The comment in the objects-visiting-inl.h file should make it clear that
this is
complexity that is barely executed (as our test suite apparently never
triggers
two bugs in this change). This again begs the question whether all of this
complexity is actually necessary.
A third bug with this short-circuiting is that it could potentially
introduce a
pointer from code-space to new-space, as one half of the cons-string could
very
well be in new-space whereas the cons-string itself has been in old-space.

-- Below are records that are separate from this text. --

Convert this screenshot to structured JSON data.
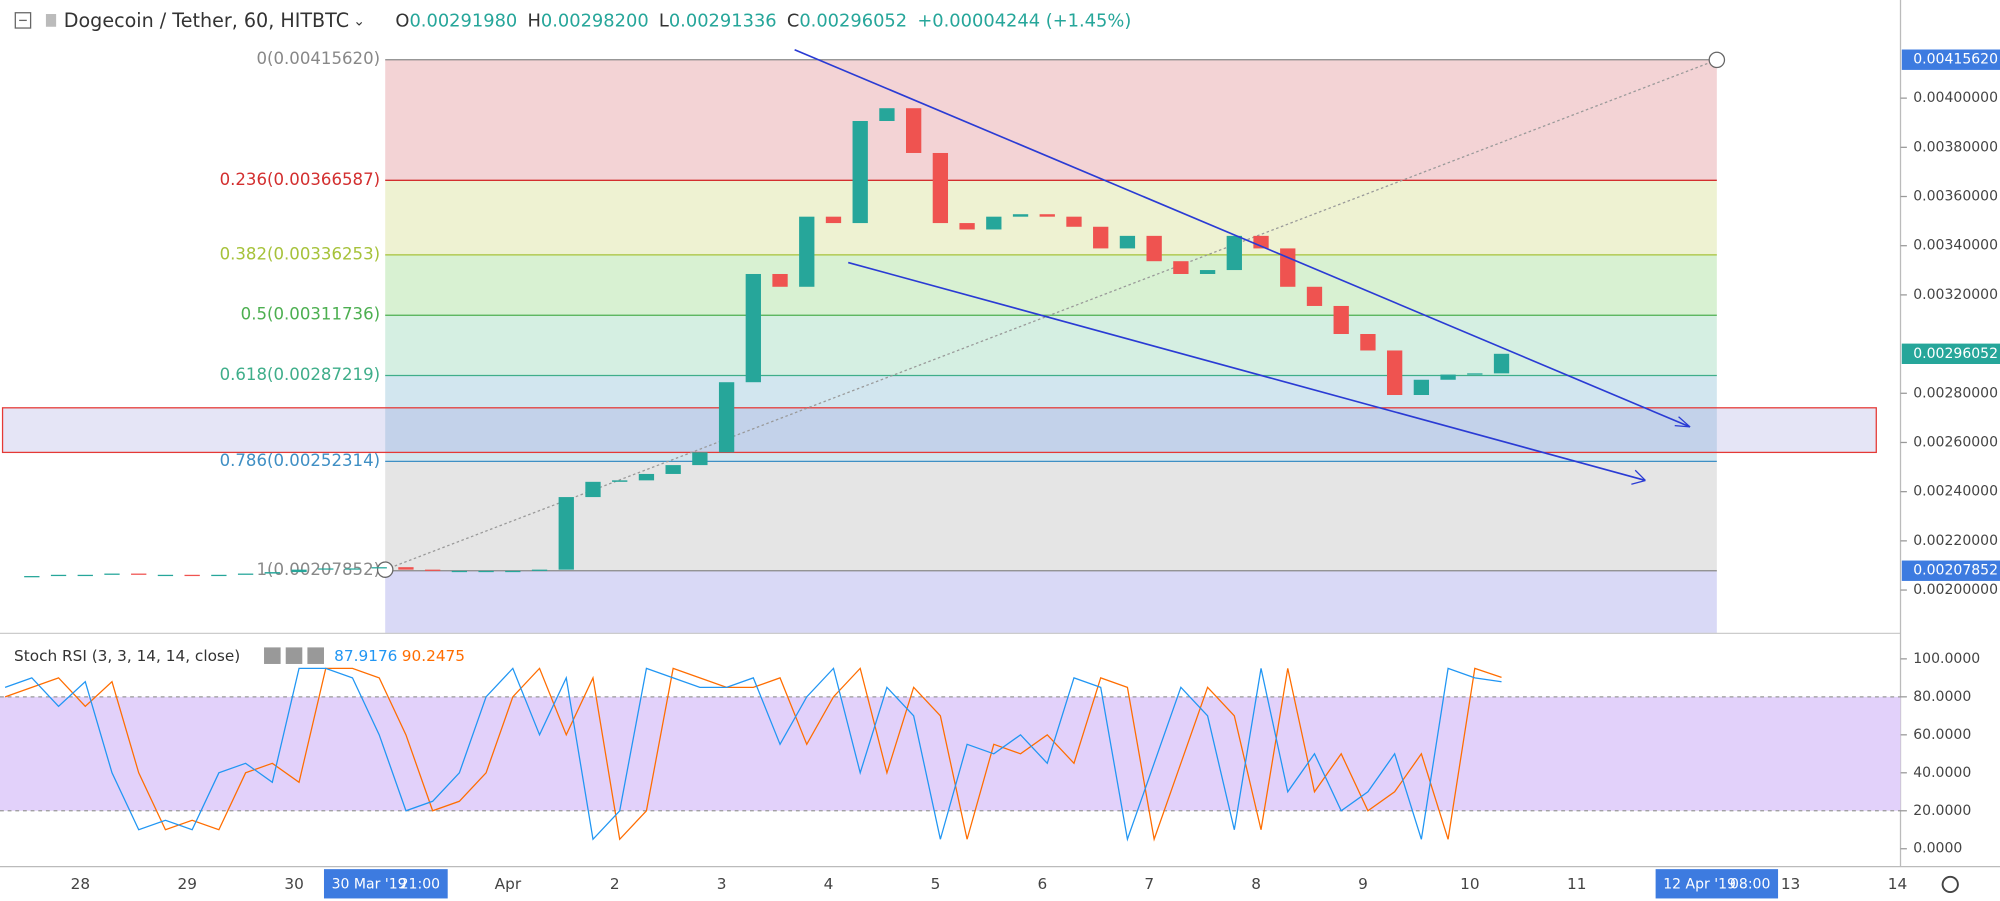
{
  "header": {
    "symbol": "Dogecoin / Tether, 60, HITBTC",
    "ohlc": [
      {
        "label": "O",
        "value": "0.00291980"
      },
      {
        "label": "H",
        "value": "0.00298200"
      },
      {
        "label": "L",
        "value": "0.00291336"
      },
      {
        "label": "C",
        "value": "0.00296052"
      }
    ],
    "change": "+0.00004244 (+1.45%)"
  },
  "price_axis": {
    "ticks": [
      {
        "value": 0.004,
        "label": "0.00400000"
      },
      {
        "value": 0.0038,
        "label": "0.00380000"
      },
      {
        "value": 0.0036,
        "label": "0.00360000"
      },
      {
        "value": 0.0034,
        "label": "0.00340000"
      },
      {
        "value": 0.0032,
        "label": "0.00320000"
      },
      {
        "value": 0.0028,
        "label": "0.00280000"
      },
      {
        "value": 0.0026,
        "label": "0.00260000"
      },
      {
        "value": 0.0024,
        "label": "0.00240000"
      },
      {
        "value": 0.0022,
        "label": "0.00220000"
      },
      {
        "value": 0.002,
        "label": "0.00200000"
      }
    ],
    "badges": [
      {
        "value": 0.0041562,
        "label": "0.00415620",
        "color": "#3d7be0"
      },
      {
        "value": 0.00296052,
        "label": "0.00296052",
        "color": "#26a69a"
      },
      {
        "value": 0.00207852,
        "label": "0.00207852",
        "color": "#3d7be0"
      }
    ]
  },
  "fib_levels": [
    {
      "value": 0.0041562,
      "label": "0(0.00415620)",
      "color": "#888888",
      "fill": "#f3d3d5"
    },
    {
      "value": 0.00366587,
      "label": "0.236(0.00366587)",
      "color": "#d32f2f",
      "fill": "#eef2d2"
    },
    {
      "value": 0.00336253,
      "label": "0.382(0.00336253)",
      "color": "#a6c23a",
      "fill": "#d8f1d2"
    },
    {
      "value": 0.00311736,
      "label": "0.5(0.00311736)",
      "color": "#4caf50",
      "fill": "#d5efe2"
    },
    {
      "value": 0.00287219,
      "label": "0.618(0.00287219)",
      "color": "#3fae8a",
      "fill": "#d2e6ef"
    },
    {
      "value": 0.00252314,
      "label": "0.786(0.00252314)",
      "color": "#3f8fc4",
      "fill": "#e5e5e5"
    },
    {
      "value": 0.00207852,
      "label": "1(0.00207852)",
      "color": "#888888",
      "fill": "#d9d9f6"
    }
  ],
  "closes": [
    0.002052,
    0.002057,
    0.002062,
    0.002062,
    0.002067,
    0.002062,
    0.002062,
    0.002057,
    0.002062,
    0.002067,
    0.002073,
    0.002083,
    0.002088,
    0.002088,
    0.002093,
    0.002083,
    0.002078,
    0.002078,
    0.002078,
    0.002078,
    0.002083,
    0.002378,
    0.00244,
    0.002446,
    0.002472,
    0.002508,
    0.00256,
    0.002845,
    0.003285,
    0.003233,
    0.003518,
    0.003492,
    0.003907,
    0.003959,
    0.003777,
    0.003492,
    0.003466,
    0.003518,
    0.003528,
    0.003518,
    0.003477,
    0.003389,
    0.00344,
    0.003337,
    0.003285,
    0.003301,
    0.00344,
    0.003389,
    0.003233,
    0.003155,
    0.003041,
    0.002974,
    0.002793,
    0.002855,
    0.002876,
    0.002881,
    0.00296052
  ],
  "time_axis": {
    "labels": [
      "28",
      "29",
      "30",
      null,
      "Apr",
      "2",
      "3",
      "4",
      "5",
      "6",
      "7",
      "8",
      "9",
      "10",
      "11",
      null,
      "13",
      "14"
    ],
    "badges": [
      [
        "30 Mar '19",
        "21:00"
      ],
      [
        "12 Apr '19",
        "08:00"
      ]
    ]
  },
  "stoch": {
    "title": "Stoch RSI (3, 3, 14, 14, close)",
    "k_label": "87.9176",
    "d_label": "90.2475",
    "k_color": "#2196f3",
    "d_color": "#ff6d00",
    "ticks": [
      {
        "value": 100,
        "label": "100.0000"
      },
      {
        "value": 80,
        "label": "80.0000"
      },
      {
        "value": 60,
        "label": "60.0000"
      },
      {
        "value": 40,
        "label": "40.0000"
      },
      {
        "value": 20,
        "label": "20.0000"
      },
      {
        "value": 0,
        "label": "0.0000"
      }
    ],
    "k": [
      85,
      90,
      75,
      88,
      40,
      10,
      15,
      10,
      40,
      45,
      35,
      95,
      95,
      90,
      60,
      20,
      25,
      40,
      80,
      95,
      60,
      90,
      5,
      20,
      95,
      90,
      85,
      85,
      90,
      55,
      80,
      95,
      40,
      85,
      70,
      5,
      55,
      50,
      60,
      45,
      90,
      85,
      5,
      45,
      85,
      70,
      10,
      95,
      30,
      50,
      20,
      30,
      50,
      5,
      95,
      90,
      87.9176
    ],
    "d": [
      80,
      85,
      90,
      75,
      88,
      40,
      10,
      15,
      10,
      40,
      45,
      35,
      95,
      95,
      90,
      60,
      20,
      25,
      40,
      80,
      95,
      60,
      90,
      5,
      20,
      95,
      90,
      85,
      85,
      90,
      55,
      80,
      95,
      40,
      85,
      70,
      5,
      55,
      50,
      60,
      45,
      90,
      85,
      5,
      45,
      85,
      70,
      10,
      95,
      30,
      50,
      20,
      30,
      50,
      5,
      95,
      90.2475
    ]
  }
}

As discussed offline yesterday: I would very much prefer to just flatten the
string at compile-time since this only happens for constant folding of
string
literals at compile-time. So unless you can show me cases where this
complexity
is actually necessary, I'll stick to my position that we shouldn't
short-circuit
embedded strings at all.
https://codereview.chromium.org/17418003/diff/9001/src/objects-visiting-inl.h
File src/objects-visiting-inl.h (right):
https://codereview.chromium.org/17418003/diff/9001/src/objects-visiting-inl.h#newcode240
src/objects-visiting-inl.h:240: Object** target_address =
rinfo->target_object_address();
This change is missing the slot recording for the reloc slot in the
code. Frankly it surprises me that this would pass the test suite.
Also I am not sure passing a non-heap slot to the StaticVisitor here
will work, because if the target happens to be in an evacuation
candidate this stack(!) slot will be recorded in the slots buffer.